Como a Cyrela vai entrar em 2023 em termos de lançamentos? Planeja fazer mais ou menos?

Vamos lançando. Se não vender, não lança. Dando certo, fazemos outro. Estoque custa caro.

A Cyrela está muito estocada neste momento?

Não.

O sr. teve contato com o ministro Paulo Guedes depois das eleições? (Guedes e Horn foram sócios na gestora de recursos Bozano, hoje chamada Crescera, antes de Guedes assumir a pasta do governo).

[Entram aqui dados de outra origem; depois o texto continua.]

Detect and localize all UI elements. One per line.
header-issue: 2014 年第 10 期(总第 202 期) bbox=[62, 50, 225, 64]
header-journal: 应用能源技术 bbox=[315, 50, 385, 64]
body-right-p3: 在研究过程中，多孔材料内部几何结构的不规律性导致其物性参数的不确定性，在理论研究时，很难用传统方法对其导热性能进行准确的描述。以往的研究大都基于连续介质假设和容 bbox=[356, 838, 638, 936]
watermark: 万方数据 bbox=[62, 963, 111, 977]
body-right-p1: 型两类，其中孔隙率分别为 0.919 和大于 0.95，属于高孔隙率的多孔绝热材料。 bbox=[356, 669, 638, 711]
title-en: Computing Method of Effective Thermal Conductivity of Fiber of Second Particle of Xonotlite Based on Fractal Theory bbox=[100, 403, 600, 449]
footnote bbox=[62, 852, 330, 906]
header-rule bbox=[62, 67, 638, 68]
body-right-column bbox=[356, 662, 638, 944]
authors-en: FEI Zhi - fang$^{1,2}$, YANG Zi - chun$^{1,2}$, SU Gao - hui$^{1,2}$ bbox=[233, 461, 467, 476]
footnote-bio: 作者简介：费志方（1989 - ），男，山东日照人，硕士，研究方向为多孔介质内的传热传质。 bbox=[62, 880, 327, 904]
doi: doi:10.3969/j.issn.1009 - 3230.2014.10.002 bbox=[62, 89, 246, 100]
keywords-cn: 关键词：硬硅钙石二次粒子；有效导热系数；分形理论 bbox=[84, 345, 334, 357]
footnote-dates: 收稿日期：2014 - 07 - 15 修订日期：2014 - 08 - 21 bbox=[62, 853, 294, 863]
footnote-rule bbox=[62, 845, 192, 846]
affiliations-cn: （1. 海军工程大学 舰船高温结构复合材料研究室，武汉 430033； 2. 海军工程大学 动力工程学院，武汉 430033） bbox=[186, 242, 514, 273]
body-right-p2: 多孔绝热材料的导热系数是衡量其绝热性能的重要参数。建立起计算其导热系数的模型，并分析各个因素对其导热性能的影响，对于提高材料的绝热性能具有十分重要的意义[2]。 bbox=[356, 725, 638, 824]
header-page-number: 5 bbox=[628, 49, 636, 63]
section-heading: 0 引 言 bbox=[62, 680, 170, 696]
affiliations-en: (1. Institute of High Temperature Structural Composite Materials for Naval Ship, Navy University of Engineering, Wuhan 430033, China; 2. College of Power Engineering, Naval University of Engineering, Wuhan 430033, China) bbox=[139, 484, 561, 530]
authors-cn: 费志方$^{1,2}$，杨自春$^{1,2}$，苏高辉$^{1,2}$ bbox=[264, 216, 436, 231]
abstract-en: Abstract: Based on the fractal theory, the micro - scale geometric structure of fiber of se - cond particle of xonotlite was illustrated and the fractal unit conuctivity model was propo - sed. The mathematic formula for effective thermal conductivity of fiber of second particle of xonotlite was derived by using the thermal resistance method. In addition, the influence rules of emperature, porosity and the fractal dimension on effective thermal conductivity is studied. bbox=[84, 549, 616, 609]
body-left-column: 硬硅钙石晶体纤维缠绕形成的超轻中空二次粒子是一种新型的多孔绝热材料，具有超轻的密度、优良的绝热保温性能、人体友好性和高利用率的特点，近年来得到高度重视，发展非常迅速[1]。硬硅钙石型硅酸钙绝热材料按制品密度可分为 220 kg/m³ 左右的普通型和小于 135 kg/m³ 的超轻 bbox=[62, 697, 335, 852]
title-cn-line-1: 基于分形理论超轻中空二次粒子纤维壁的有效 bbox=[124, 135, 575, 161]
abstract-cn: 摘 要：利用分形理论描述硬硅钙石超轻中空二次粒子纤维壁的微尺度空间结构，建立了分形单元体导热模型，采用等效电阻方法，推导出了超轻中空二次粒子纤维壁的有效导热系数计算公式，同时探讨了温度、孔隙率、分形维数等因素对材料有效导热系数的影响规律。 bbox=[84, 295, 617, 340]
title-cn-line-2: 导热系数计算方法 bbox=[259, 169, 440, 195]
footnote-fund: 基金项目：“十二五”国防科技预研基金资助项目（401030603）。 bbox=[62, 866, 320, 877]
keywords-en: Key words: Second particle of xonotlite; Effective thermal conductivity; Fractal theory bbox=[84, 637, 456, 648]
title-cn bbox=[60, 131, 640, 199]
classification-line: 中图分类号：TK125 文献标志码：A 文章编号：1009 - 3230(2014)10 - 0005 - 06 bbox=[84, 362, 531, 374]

Contato privado, nunca. Depois de eleito, nunca o vi pessoalmente, a sós. Eu o vi uma vez em Brasília, com o assistente dele. E depois com o presidente da República. Foram umas três vezes, no máximo.

E já teve contato com membros do governo eleito?

Eu conheci o Haddad (Fernando Haddad, nomeado ministro da Fazenda do governo Lula) quando era prefeito de São Paulo. Eu achei ele muito correto, muito honesto, eficiente. Acho que não conheço ninguém fora o Haddad.

O sr. acredita que Haddad será um bom ministro?

Ele foi muito bom prefeito, muito rápido, eficiente e correto. Acredito que vai ser muito bom na Fazenda.

Qual deveria ser a prioridade da agenda brasileira na área da economia?

Ter moeda forte, não ter inflação e permitir que se faça coisas de longo prazo, especialmente para os pobres. Melhorar a assistência social a todos que precisam. Se você tem uma pessoa rica e uma pobre, o rico tem a obrigação moral de ajudar a quem não tem. Se não ajudar, tem de ser penalizado.